Rumer's transformation: A symmetry puzzle standing for half a century

In 1966, only a few months after the complete elucidation of the standard nuclear genetic code (Kay, 2000), the Russian theoretical physicist Yury Borisovich Rumer uncovered the existence of a particular symmetry (Rumer, 1966): when the keto-amino transformation (also known as Rumer's transformation) is applied to the bases of a codon then the degeneracy of the transformed codon was changed. In particular, if the amino acid associated to the starting codon has degeneracy 4, then the amino acid associated to the transformed codon has degeneracy 1, 2 or 3 (and vice versa). After half a century from this discovery and despite the universality of Rumer's symmetry, little is known about its origin and its possible biological significance.
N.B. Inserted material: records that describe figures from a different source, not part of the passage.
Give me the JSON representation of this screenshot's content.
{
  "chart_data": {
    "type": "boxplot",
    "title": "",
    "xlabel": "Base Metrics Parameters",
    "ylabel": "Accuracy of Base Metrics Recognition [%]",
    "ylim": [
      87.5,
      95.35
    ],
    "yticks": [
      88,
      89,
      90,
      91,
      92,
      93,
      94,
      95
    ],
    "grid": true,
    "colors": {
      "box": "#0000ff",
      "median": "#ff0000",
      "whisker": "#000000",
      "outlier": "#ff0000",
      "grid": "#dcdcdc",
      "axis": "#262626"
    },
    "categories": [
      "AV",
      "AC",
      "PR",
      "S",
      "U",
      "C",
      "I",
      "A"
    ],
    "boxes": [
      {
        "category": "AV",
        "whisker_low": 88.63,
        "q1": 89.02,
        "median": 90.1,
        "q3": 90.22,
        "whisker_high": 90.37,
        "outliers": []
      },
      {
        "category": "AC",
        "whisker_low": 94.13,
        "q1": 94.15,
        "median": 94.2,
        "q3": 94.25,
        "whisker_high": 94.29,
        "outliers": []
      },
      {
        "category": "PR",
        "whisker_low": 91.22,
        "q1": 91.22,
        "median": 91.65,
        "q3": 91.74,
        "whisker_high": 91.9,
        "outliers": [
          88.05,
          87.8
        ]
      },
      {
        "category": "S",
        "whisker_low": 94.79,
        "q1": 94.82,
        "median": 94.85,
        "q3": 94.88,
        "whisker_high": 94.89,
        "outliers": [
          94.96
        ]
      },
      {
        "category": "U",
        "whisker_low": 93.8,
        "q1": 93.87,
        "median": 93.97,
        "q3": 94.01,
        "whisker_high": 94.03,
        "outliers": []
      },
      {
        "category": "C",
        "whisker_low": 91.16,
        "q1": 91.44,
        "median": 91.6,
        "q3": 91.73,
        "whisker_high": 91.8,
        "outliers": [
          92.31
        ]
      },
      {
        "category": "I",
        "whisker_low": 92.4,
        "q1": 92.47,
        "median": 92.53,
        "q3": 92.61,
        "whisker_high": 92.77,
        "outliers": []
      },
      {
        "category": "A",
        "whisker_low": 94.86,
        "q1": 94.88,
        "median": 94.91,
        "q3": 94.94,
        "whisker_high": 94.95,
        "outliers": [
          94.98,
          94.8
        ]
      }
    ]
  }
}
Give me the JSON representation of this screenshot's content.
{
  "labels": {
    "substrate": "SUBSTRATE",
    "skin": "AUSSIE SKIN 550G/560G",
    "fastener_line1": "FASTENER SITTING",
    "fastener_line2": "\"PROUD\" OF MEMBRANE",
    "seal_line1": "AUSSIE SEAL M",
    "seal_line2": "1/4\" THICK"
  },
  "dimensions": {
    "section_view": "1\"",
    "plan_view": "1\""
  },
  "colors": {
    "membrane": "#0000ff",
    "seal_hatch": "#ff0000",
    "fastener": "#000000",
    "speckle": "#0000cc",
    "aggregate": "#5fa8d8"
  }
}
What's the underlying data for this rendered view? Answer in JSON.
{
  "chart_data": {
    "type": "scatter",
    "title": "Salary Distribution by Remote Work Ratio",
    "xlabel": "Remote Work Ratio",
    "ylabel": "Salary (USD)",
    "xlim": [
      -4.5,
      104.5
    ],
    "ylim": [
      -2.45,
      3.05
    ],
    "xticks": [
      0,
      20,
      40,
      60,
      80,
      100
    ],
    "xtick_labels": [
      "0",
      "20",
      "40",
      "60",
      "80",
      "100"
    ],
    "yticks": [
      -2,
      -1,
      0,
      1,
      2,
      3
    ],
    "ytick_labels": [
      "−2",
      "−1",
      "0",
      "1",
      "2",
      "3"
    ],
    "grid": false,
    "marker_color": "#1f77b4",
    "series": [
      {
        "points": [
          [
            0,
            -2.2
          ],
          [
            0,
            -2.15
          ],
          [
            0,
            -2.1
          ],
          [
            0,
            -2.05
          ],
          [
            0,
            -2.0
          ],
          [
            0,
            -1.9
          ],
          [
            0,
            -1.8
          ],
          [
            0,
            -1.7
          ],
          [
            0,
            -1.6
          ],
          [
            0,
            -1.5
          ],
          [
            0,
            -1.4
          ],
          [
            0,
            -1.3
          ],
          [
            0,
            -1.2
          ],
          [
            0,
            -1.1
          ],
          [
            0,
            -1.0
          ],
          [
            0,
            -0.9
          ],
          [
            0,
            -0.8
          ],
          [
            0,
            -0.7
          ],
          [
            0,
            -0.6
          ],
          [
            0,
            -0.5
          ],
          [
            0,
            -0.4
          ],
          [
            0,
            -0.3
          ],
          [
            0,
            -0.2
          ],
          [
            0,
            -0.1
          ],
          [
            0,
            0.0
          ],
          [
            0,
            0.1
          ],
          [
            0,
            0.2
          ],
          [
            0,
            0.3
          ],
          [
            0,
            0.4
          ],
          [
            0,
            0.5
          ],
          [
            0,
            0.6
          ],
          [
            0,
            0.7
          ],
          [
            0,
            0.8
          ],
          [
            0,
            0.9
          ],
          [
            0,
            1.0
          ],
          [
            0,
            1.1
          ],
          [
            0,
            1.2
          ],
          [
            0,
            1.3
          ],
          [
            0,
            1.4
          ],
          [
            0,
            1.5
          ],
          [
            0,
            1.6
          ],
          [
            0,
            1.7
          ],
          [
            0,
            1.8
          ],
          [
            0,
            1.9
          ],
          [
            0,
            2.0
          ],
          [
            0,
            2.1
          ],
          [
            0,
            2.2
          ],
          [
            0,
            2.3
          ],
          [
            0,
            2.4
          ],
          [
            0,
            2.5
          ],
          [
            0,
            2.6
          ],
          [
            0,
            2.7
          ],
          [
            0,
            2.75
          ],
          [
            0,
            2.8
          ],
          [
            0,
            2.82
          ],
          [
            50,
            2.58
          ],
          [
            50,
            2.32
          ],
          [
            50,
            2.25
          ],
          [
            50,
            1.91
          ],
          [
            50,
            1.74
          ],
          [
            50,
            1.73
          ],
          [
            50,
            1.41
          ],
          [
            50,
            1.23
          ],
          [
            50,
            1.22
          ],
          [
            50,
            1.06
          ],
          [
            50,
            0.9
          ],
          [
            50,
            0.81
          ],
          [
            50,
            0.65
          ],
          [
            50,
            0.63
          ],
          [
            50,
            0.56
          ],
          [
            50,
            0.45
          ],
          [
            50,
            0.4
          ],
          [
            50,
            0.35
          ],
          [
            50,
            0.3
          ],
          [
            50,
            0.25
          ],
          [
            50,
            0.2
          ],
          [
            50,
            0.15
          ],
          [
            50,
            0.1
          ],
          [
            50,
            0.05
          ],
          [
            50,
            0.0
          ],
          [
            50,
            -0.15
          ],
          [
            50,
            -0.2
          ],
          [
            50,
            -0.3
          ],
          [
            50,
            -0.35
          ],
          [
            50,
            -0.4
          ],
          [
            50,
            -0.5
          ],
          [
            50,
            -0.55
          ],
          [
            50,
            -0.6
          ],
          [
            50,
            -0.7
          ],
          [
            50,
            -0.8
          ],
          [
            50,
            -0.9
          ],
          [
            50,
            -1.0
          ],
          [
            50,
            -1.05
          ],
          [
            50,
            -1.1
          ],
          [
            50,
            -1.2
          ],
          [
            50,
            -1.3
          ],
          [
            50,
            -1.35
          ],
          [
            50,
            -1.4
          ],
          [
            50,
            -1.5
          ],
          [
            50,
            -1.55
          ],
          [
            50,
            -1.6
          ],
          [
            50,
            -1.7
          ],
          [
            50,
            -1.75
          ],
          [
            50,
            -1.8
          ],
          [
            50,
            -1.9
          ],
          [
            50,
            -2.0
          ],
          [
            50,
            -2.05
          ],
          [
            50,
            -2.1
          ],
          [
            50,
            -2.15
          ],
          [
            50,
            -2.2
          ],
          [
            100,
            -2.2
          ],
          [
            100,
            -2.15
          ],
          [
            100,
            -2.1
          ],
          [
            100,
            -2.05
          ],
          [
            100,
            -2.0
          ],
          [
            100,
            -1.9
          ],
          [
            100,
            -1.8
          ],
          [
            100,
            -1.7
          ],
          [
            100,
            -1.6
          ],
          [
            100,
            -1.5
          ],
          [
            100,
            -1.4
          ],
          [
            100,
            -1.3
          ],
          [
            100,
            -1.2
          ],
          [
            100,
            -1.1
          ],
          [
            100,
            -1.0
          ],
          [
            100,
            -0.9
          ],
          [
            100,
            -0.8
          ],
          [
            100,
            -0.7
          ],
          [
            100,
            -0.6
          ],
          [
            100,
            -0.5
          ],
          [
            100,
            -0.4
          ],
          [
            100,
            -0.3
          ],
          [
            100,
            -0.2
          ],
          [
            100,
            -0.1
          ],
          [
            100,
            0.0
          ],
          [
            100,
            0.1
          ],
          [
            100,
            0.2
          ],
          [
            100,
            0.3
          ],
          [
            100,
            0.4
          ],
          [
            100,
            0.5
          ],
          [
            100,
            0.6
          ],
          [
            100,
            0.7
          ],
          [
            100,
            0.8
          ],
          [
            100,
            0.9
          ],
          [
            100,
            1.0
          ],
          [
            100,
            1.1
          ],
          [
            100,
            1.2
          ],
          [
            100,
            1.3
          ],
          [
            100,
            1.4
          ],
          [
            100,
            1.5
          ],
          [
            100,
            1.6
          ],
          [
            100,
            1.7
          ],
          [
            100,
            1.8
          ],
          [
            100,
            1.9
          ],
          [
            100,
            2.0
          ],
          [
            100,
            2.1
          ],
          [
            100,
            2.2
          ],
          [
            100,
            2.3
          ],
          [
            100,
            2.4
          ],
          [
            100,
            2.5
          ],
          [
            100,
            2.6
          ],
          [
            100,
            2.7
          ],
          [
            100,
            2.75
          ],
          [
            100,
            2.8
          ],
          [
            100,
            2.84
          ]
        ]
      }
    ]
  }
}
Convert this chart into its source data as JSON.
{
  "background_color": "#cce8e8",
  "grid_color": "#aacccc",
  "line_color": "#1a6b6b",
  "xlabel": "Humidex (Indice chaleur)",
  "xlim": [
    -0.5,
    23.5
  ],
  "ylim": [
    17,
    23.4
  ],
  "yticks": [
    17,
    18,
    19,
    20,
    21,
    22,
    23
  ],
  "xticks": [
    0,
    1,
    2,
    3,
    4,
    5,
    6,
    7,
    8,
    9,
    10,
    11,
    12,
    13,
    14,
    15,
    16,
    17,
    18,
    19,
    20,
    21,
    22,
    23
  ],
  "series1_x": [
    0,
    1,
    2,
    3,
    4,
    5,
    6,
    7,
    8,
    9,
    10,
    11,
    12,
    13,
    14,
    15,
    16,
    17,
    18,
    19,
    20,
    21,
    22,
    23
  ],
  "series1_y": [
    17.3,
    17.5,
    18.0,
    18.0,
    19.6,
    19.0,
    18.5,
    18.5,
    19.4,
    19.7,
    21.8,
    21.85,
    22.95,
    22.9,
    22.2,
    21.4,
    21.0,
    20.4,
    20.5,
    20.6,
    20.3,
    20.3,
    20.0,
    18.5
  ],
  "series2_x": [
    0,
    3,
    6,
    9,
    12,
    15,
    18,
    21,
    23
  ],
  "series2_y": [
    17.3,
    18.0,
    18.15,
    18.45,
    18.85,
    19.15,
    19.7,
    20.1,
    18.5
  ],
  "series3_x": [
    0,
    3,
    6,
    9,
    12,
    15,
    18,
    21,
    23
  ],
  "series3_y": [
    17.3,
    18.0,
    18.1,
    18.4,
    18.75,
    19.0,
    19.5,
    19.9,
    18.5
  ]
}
In this article we show that Rumer's symmetry could have originated in an ancestral version of the genetic code, i.e., the pre-early code, and is a natural consequence of the stereo-chemical symmetries of the ancestral synthesis machinery working around such code (Gonzalez et al., 2019). Moreover, the conservation of Rumer's symmetry through evolutionary periods suggests a connection with key biological features. In this respect, intriguing possibilities include those of error detection/correction, control over the synthesis of proteins, and frame maintenance. To a certain extent, such ideas have been explored in the framework of a mathematical model of the genetic code (the non-power model of the genetic code (Gonzalez, 2004; Gonzalez, 2008; Gonzalez et al., 2016), whose definition of dichotomic classes naturally includes Rumer's symmetry (Gonzalez, 2008; Gonzalez et al., 2006, 2008) and the theory of circular codes (Arquès and Michel, 1996; Gonzalez et al., 2011; Fimmel et al., 2015).